使用した感じはもちろんありますが、碍子部分は白いままで沿面にも焼けはありますがカーボンの堆積等はありません。
A/Fセッティングとしては特に省燃費向けにセッティングしてあるわけでは無く、低負荷巡航中でもトルク感が残る様に13台後半。
大きく負荷のかかるところでは13.0~13.5
瞬間的に加速するのにスロットルオープン時には加速増量を働かせる為12台に入る様になっています。
ガスケット厚を変更する為に開けた際のピストンヘッド状態もこの様な感じです。
パーツクリーナ―を染み込ませたウエスで拭く程度で全部取れそうです。
ちなみに、キャブレター車の場合でこのプラグの焼け具合やピストンヘッドの状態になる様だと正直セッティングがかなり薄く、走りはするもののかなりパワー感を損ねます。

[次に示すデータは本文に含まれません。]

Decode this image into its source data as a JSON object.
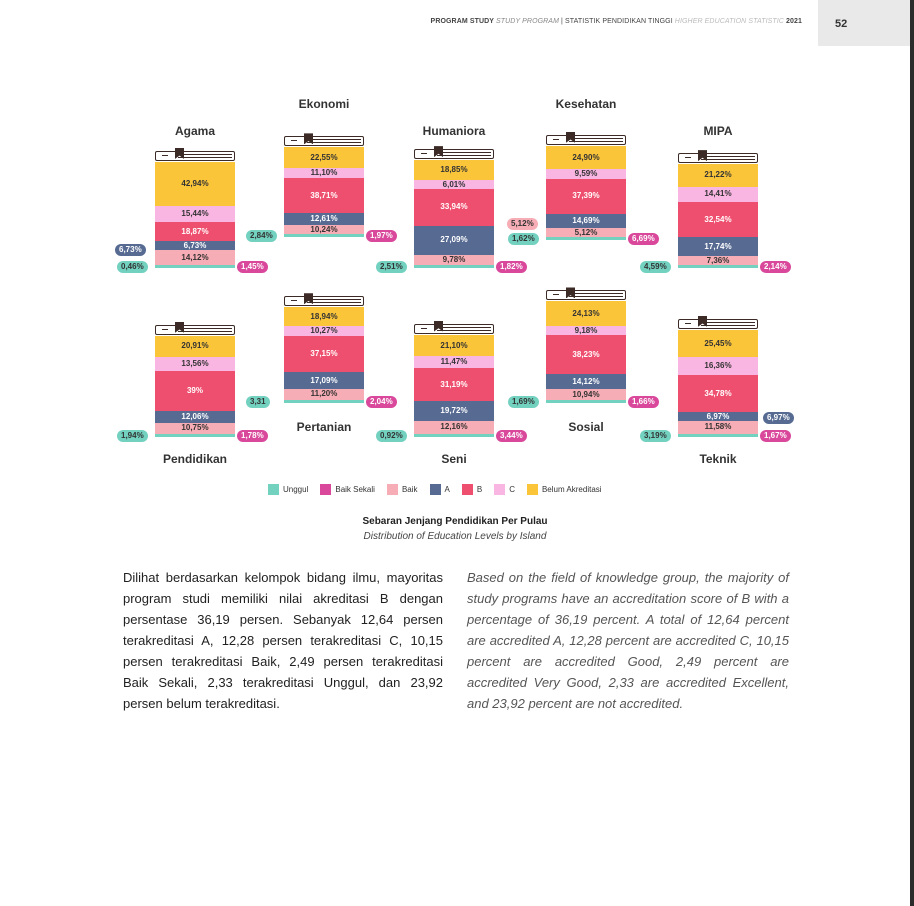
{
  "header": {
    "prefix": "PROGRAM STUDY ",
    "prefix_en": "STUDY PROGRAM",
    "sep": " | STATISTIK PENDIDIKAN TINGGI ",
    "title_en": "HIGHER EDUCATION STATISTIC",
    "year": " 2021",
    "page_number": "52"
  },
  "colors": {
    "Unggul": "#73d1c0",
    "Baik Sekali": "#d9489a",
    "Baik": "#f7adb5",
    "A": "#566a92",
    "B": "#ef4f6e",
    "C": "#fab6e3",
    "Belum Akreditasi": "#fbc53a"
  },
  "legend": [
    {
      "key": "Unggul",
      "label": "Unggul"
    },
    {
      "key": "Baik Sekali",
      "label": "Baik Sekali"
    },
    {
      "key": "Baik",
      "label": "Baik"
    },
    {
      "key": "A",
      "label": "A"
    },
    {
      "key": "B",
      "label": "B"
    },
    {
      "key": "C",
      "label": "C"
    },
    {
      "key": "Belum Akreditasi",
      "label": "Belum Akreditasi"
    }
  ],
  "chart_data": {
    "type": "bar",
    "stacked": true,
    "categories": [
      "Agama",
      "Ekonomi",
      "Humaniora",
      "Kesehatan",
      "MIPA",
      "Pendidikan",
      "Pertanian",
      "Seni",
      "Sosial",
      "Teknik"
    ],
    "series": [
      {
        "name": "Unggul",
        "values": [
          0.46,
          2.84,
          2.51,
          1.62,
          4.59,
          1.94,
          3.31,
          0.92,
          1.69,
          3.19
        ]
      },
      {
        "name": "Baik Sekali",
        "values": [
          1.45,
          1.97,
          1.82,
          6.69,
          2.14,
          1.78,
          2.04,
          3.44,
          1.66,
          1.67
        ]
      },
      {
        "name": "Baik",
        "values": [
          14.12,
          10.24,
          9.78,
          5.12,
          7.36,
          10.75,
          11.2,
          12.16,
          10.94,
          11.58
        ]
      },
      {
        "name": "A",
        "values": [
          6.73,
          12.61,
          27.09,
          14.69,
          17.74,
          12.06,
          17.09,
          19.72,
          14.12,
          6.97
        ]
      },
      {
        "name": "B",
        "values": [
          18.87,
          38.71,
          33.94,
          37.39,
          32.54,
          39,
          37.15,
          31.19,
          38.23,
          34.78
        ]
      },
      {
        "name": "C",
        "values": [
          15.44,
          11.1,
          6.01,
          9.59,
          14.41,
          13.56,
          10.27,
          11.47,
          9.18,
          16.36
        ]
      },
      {
        "name": "Belum Akreditasi",
        "values": [
          42.94,
          22.55,
          18.85,
          24.9,
          21.22,
          20.91,
          18.94,
          21.1,
          24.13,
          25.45
        ]
      }
    ]
  },
  "books": [
    {
      "name": "Agama",
      "label_pos": "top",
      "segments": [
        {
          "s": "Belum Akreditasi",
          "t": "42,94%"
        },
        {
          "s": "C",
          "t": "15,44%"
        },
        {
          "s": "B",
          "t": "18,87%"
        },
        {
          "s": "A",
          "t": "6,73%"
        },
        {
          "s": "Baik",
          "t": "14,12%"
        },
        {
          "s": "Baik Sekali",
          "t": "1,45%"
        },
        {
          "s": "Unggul",
          "t": "0,46%"
        }
      ]
    },
    {
      "name": "Ekonomi",
      "label_pos": "top",
      "segments": [
        {
          "s": "Belum Akreditasi",
          "t": "22,55%"
        },
        {
          "s": "C",
          "t": "11,10%"
        },
        {
          "s": "B",
          "t": "38,71%"
        },
        {
          "s": "A",
          "t": "12,61%"
        },
        {
          "s": "Baik",
          "t": "10,24%"
        },
        {
          "s": "Baik Sekali",
          "t": "1,97%"
        },
        {
          "s": "Unggul",
          "t": "2,84%"
        }
      ]
    },
    {
      "name": "Humaniora",
      "label_pos": "top",
      "segments": [
        {
          "s": "Belum Akreditasi",
          "t": "18,85%"
        },
        {
          "s": "C",
          "t": "6,01%"
        },
        {
          "s": "B",
          "t": "33,94%"
        },
        {
          "s": "A",
          "t": "27,09%"
        },
        {
          "s": "Baik",
          "t": "9,78%"
        },
        {
          "s": "Baik Sekali",
          "t": "1,82%"
        },
        {
          "s": "Unggul",
          "t": "2,51%"
        }
      ]
    },
    {
      "name": "Kesehatan",
      "label_pos": "top",
      "segments": [
        {
          "s": "Belum Akreditasi",
          "t": "24,90%"
        },
        {
          "s": "C",
          "t": "9,59%"
        },
        {
          "s": "B",
          "t": "37,39%"
        },
        {
          "s": "A",
          "t": "14,69%"
        },
        {
          "s": "Baik",
          "t": "5,12%"
        },
        {
          "s": "Baik Sekali",
          "t": "6,69%"
        },
        {
          "s": "Unggul",
          "t": "1,62%"
        }
      ]
    },
    {
      "name": "MIPA",
      "label_pos": "top",
      "segments": [
        {
          "s": "Belum Akreditasi",
          "t": "21,22%"
        },
        {
          "s": "C",
          "t": "14,41%"
        },
        {
          "s": "B",
          "t": "32,54%"
        },
        {
          "s": "A",
          "t": "17,74%"
        },
        {
          "s": "Baik",
          "t": "7,36%"
        },
        {
          "s": "Baik Sekali",
          "t": "2,14%"
        },
        {
          "s": "Unggul",
          "t": "4,59%"
        }
      ]
    },
    {
      "name": "Pendidikan",
      "label_pos": "bottom",
      "segments": [
        {
          "s": "Belum Akreditasi",
          "t": "20,91%"
        },
        {
          "s": "C",
          "t": "13,56%"
        },
        {
          "s": "B",
          "t": "39%"
        },
        {
          "s": "A",
          "t": "12,06%"
        },
        {
          "s": "Baik",
          "t": "10,75%"
        },
        {
          "s": "Baik Sekali",
          "t": "1,78%"
        },
        {
          "s": "Unggul",
          "t": "1,94%"
        }
      ]
    },
    {
      "name": "Pertanian",
      "label_pos": "bottom",
      "segments": [
        {
          "s": "Belum Akreditasi",
          "t": "18,94%"
        },
        {
          "s": "C",
          "t": "10,27%"
        },
        {
          "s": "B",
          "t": "37,15%"
        },
        {
          "s": "A",
          "t": "17,09%"
        },
        {
          "s": "Baik",
          "t": "11,20%"
        },
        {
          "s": "Baik Sekali",
          "t": "2,04%"
        },
        {
          "s": "Unggul",
          "t": "3,31"
        }
      ]
    },
    {
      "name": "Seni",
      "label_pos": "bottom",
      "segments": [
        {
          "s": "Belum Akreditasi",
          "t": "21,10%"
        },
        {
          "s": "C",
          "t": "11,47%"
        },
        {
          "s": "B",
          "t": "31,19%"
        },
        {
          "s": "A",
          "t": "19,72%"
        },
        {
          "s": "Baik",
          "t": "12,16%"
        },
        {
          "s": "Baik Sekali",
          "t": "3,44%"
        },
        {
          "s": "Unggul",
          "t": "0,92%"
        }
      ]
    },
    {
      "name": "Sosial",
      "label_pos": "bottom",
      "segments": [
        {
          "s": "Belum Akreditasi",
          "t": "24,13%"
        },
        {
          "s": "C",
          "t": "9,18%"
        },
        {
          "s": "B",
          "t": "38,23%"
        },
        {
          "s": "A",
          "t": "14,12%"
        },
        {
          "s": "Baik",
          "t": "10,94%"
        },
        {
          "s": "Baik Sekali",
          "t": "1,66%"
        },
        {
          "s": "Unggul",
          "t": "1,69%"
        }
      ]
    },
    {
      "name": "Teknik",
      "label_pos": "bottom",
      "segments": [
        {
          "s": "Belum Akreditasi",
          "t": "25,45%"
        },
        {
          "s": "C",
          "t": "16,36%"
        },
        {
          "s": "B",
          "t": "34,78%"
        },
        {
          "s": "A",
          "t": "6,97%"
        },
        {
          "s": "Baik",
          "t": "11,58%"
        },
        {
          "s": "Baik Sekali",
          "t": "1,67%"
        },
        {
          "s": "Unggul",
          "t": "3,19%"
        }
      ]
    }
  ],
  "caption": {
    "title": "Sebaran Jenjang Pendidikan Per Pulau",
    "subtitle": "Distribution of Education Levels by Island"
  },
  "body": {
    "id": "Dilihat berdasarkan kelompok bidang ilmu, mayoritas program studi memiliki nilai akreditasi B dengan persentase 36,19 persen.  Sebanyak 12,64 persen terakreditasi A, 12,28 persen terakreditasi C,  10,15 persen terakreditasi Baik, 2,49 persen terakreditasi Baik Sekali, 2,33 terakreditasi Unggul, dan 23,92 persen belum terakreditasi.",
    "en": "Based on the field of knowledge group, the majority of study programs have an accreditation score of B with a percentage of 36,19 percent. A total of 12,64 percent are accredited A, 12,28 percent are accredited C, 10,15 percent are accredited Good, 2,49 percent are accredited Very Good, 2,33 are accredited Excellent, and 23,92 percent are not accredited."
  }
}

特にストリートで多用するスロー系は顕著で、始動時にチョークを使用しても手こずったり、相当にエンジンが暖まる迄アイドリングも吹け方もなかなか安定せずに使い辛い状態になります。
キャブレターの場合、(特に強制開閉タイプのZ系純正やレーシングキャブ)の車両では、実用面を考えるとどうしても最も使用頻度の高い領域を濃くせざるを得ない部分があります。
もちろん、システムとしての構造の簡易さやそのコストは大きなメリットではありますので、それがキャブレターが長く使われてきた理由ではありますが。
インジェクション化のメリットとしては省燃費はもちろんですが、ガソリンの無駄打ちが少ない分、カーボンの堆積が圧倒的に少ない事でリング周りの動きも良い状態が長く保てます。
リングの動きが悪くなっての圧縮効率低下は、パワーダウンの原因にもなります。
又、余剰なガソリンがリング回りのエンジンオイルを希釈もしなくなるので本来の性能を発揮出来る為、ピストン本体やリング回りの消耗も抑えられます。
例えば市販車のインジェクション化の早かった4輪乗用車では、エンジン自体のオーバーホール頻度が極端に伸び、消耗する補器類のメンテナンスのみを行えば30万km走っても本体のオーバーホールは不要なものは普通です。
オートバイにしても30年前のキャブレター車は、リッターバイクでも5万kも走ると、それなりにパワーダウンや消耗も感じられる過走行車のイメージがありましたが、インジェクション技術が安定した10年くらい前からの車両は10万㎞近く走っても特に問題無いものが増えてきたのも、空燃比制御が緻密になった恩恵かと思えますね。